Well… that is what this post is all about. I’m going to cut through all the basic stuff and get to all the cool stuff. So, without further ado… here are the…!!!
Management Metrics You NEED To Be Using
During the webinar, we talked a lot about “basic code” metrics versus “source code” metrics. Basic coding, as in programming, are the zeros and ones. The source code in metrics, give numbers true meaning. Typically, they are useful combinations of various metrics that allows for:
Action, is the most important part. Many times in management metrics, we get a number and the action is: “Be more productive.” “Make your patients arrive on time.” “Stop being stressed out!”
Not very useful.
Here are metrics that are:
1. Revenue Per Patient Per Provider
Average RPP/Provider (clinician, therapist, etc) is one of the best ways of not only finding out how much money you are making as a whole, but drilling down a bit to see who your performers are in the clinic. Now, this is typically done via units. However, the real truth is in how much of what you bill for is actually collected. And, it is THIS number that will help devise actionable strategies. Perhaps a provider is missing some key elements in the treatment plans; perhaps it is something to do with billing codes and documentation; whatever it is, this is the first step to drill down good performance, bad performance, opportunities, and areas requiring change.
2. Revenue Per Patient Per Payer
Average RPP/Payer is big deal. This helps comprise an at a glance profit pool, which we will talk about momentarily. Tracking how much you’re getting from which revenue sources is a great way of analyzing what is actually worth your time in marketing and servicing. It may even change how you operate at the local and regional levels. Also, just because rates are changing doesn’t mean that the money is changing where you think it may be. I shared in the webinar that one of the sources to which I analyzed, despite having great reimbursement, still costed my program too much money to actually service so in the end, it was a wash.
3. Churn Per Lead Source
LEAD SOURCE. Not “referral source.” Lead sources are the first step in analyzing the behaviors of how a marketing strategy is unfolding. Various lead sources tend to have trends in customer behaviors. I’m sure you’ve noticed it before: Patients coming to you from a surgical lead always has “….” Or, patients lead to you from a certain medical group typically expects “….” Whatever that may be, you need to fully appreciate their course of care behaviors. Are they habitually on time? Or, are they habitually canceling, rescheduling, or even no-showing on the appointment day? The data from such an analysis empowers you to dig a little deeper in to why people are behaving a certain way, expecting a certain thing, and what to do about it up the chain… that way, by the time they get to you, they are set up for success. Oh! By the way, one of the biggest lead sources should be YOU & your digital footprint. It is the only lead source you 100% control!

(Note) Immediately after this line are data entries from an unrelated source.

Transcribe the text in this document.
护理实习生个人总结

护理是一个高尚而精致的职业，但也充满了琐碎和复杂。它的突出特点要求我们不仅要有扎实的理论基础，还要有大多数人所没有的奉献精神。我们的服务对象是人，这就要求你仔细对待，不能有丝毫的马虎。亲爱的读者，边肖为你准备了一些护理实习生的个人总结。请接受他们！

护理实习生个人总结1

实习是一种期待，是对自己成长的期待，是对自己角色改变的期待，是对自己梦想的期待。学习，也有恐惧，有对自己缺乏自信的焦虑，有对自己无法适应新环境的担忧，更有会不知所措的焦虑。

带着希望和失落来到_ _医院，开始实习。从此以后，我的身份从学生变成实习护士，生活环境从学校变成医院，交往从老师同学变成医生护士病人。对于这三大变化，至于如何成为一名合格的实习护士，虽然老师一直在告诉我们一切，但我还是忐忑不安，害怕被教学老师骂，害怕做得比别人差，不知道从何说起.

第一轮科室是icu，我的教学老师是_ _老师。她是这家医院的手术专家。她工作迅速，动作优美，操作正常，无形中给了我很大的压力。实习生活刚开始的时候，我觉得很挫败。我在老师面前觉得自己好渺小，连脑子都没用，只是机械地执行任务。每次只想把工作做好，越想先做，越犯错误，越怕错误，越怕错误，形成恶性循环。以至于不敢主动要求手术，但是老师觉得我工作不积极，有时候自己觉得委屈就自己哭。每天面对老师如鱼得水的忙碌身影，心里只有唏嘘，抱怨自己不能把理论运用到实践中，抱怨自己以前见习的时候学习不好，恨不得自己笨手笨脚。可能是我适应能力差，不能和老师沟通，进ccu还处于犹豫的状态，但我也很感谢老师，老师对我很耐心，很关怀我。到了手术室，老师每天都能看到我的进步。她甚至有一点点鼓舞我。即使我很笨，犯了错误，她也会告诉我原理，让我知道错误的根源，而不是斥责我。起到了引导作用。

4. Contribution Margin Per Patient Type Per Provider
Building on average revenue per patient, consider the contribution (or, profit) margin per patient TYPE, per provider. Everyone has a favorite. In physical therapy, this is not an exception. Some people love treating the spine, others the shoulder, and yet others, the foot. So, what is the financial consequence of this? Are your spine specialists returning a handsome profit? Or, is it that your generalist seems to be making the biggest financial contribution, despite not having a “favorite” body part? By adding the additional layer of analyzing money coming in and mixing that up with which patient type, you can identify true champions. You can also add more depth to this metric by parametrically comparing against lead source, payer source, and even clinic location. This, is where metrics get fun 😉
5. Profit Pool Analysis
While a Profit Pool Analysis is a bit exhaustive, it is exceptionally meaningful at high levels of management. A profit pool analysis essentially is a breakdown of your operational activities as they are pertained to revenue activities. Revenue activities isn’t just “physical therapy.” It means every single activity you do, to make money. This can be broken up into PT v PTA v Aides. This can also be broken up into billing codes. It can be globalized into clinic location. The reason the profit pool is so important is that it highlights where you are actually making money compared to your operations. It also highlights your winners, losers, and opportunities of interest. In fact, it was through using a Profit Pool Analysis that I discovered the opportunities I capitalized on to change a failing program into a region leading one in just one quarter.
Metrics are important. They tell us what is, and, what isn’t. The results, aren’t always easy to face. However, what is worse is this: The same metrics used leads to the same results happening.
If you want NEW results, you must use MEANINGFUL metrics.
These are five highlighted meaningful metrics. There are a bunch more. In management, it’s not important to use every possible metric available. What is important, is to use the ones that matter most.